My mother and father would often fight in the kitchen and sometimes dishes were thrown, windows were locked and doors were barricaded to prevent one from being able to come back in, as well as prevent any child from being able to leave.

In their scared and angry minds, they thought their kids were bargaining chips to be used to help delay the inevitable inconvenience, emotionally painful change, and other life-upending stressors they knew they couldn’t stop from happening, but still thought they could delay and buffer the sting of.

When my father washed the car in the driveway, he was thinking he could make things return to the luster and shine they once were.

And when my mother arranged her beauty products on the floor and started to do an inventory of all the lipstick and perfume she’d sold that week, there wasn’t a person on this earth, not even her, who could make her think life couldn’t be made beautiful again if she was willing to work harder at it, and make a small empire out of the colors and smells of that masque.

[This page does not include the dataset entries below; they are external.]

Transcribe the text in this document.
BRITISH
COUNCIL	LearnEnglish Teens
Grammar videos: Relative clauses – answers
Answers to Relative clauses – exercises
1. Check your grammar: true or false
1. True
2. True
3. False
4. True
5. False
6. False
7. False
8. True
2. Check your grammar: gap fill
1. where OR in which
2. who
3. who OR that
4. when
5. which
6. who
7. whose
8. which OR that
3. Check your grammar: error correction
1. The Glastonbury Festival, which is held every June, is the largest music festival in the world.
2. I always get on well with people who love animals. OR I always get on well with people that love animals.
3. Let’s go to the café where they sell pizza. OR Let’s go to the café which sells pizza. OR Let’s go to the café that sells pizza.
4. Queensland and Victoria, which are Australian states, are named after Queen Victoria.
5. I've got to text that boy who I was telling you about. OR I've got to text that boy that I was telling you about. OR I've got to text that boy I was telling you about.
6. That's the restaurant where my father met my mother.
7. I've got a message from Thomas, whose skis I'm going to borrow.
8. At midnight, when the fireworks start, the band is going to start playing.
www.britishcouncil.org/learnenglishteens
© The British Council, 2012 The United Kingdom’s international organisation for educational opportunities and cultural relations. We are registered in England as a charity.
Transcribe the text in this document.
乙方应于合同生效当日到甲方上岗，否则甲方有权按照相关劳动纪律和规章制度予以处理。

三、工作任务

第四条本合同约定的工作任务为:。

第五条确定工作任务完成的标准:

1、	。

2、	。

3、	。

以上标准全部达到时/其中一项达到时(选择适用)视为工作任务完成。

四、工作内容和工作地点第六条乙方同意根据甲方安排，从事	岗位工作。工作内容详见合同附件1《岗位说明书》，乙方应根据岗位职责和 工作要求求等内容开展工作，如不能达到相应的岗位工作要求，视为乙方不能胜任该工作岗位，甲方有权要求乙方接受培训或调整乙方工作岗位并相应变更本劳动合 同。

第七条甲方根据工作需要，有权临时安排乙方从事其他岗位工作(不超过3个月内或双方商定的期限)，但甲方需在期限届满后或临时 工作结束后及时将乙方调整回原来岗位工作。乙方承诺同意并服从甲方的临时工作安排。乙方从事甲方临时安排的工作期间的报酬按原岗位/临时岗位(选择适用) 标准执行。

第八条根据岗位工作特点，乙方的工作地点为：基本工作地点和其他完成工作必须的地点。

I think that today this is why I have such a thing about making sure whatever poetry I write serves not just poetry and literature, but the everyday living room of the humane, the traumatized, and the silent.

Because when I think about what is happening to the service class in America today, I can’t help but be catapulted back into the living rooms of the 80’s where children were being molested by other children in the room over from where the adults were playing cards at the kitchen table,

where even after one came running out to tell on the other one, usually the older one, for touching them down there, the child victim was often scooted back into the room with their molester, with soft words redirecting them to get along, play something else, or find something else less bothersome to do.

I’m reminded of my experience with my abusers in my early years, where upon realizing that what was happening at their hands was not my fault, I told other adults I thought might get behind me and make sure my abusers could never use their hands like that again.

But as was often the case, all I got was an admission that they knew my abuser was sick, alongside a smattering of believing they couldn’t yet do anything about it, almost like there was the right time to stop a trauma from happening and a wrong time, or a certification you had to hold first before you could try to save anybody.

The truth is, if my father were alive, and my mother were still around, I’m not sure I’d know how to tell them that I’m now grateful it’s my sort of mission to make sure others don’t hurt one another or prioritize their trauma over another’s, while I wield the fine artistries of justifiable neglect, compassionate detachment, and free verse poetry, and that if it weren’t for their rejection and dismissiveness of my abuse, I’m not sure I would have a vocation with which to take refuge in and be grateful for.

But the narrative behind this narrative also says that, had I been an adult then, with the same freedoms and powers of an adult, and were given the choice to either endure their torment and become strangely grateful for it, or make sure, regardless of consequence to me or my future, that they were incarcerated for that abuse and subject to a lifelong pursuit of pretending they were at home doing the laundry while doing work detail, I would have chosen the latter. Just as evident today as it was 40 years ago, the great sportsman that is Justice I think has a ways to go before it catches up to the no nonsense and average-paced everyone else of basic Human rights. But first it has to want to turn around and begin to run in the right direction.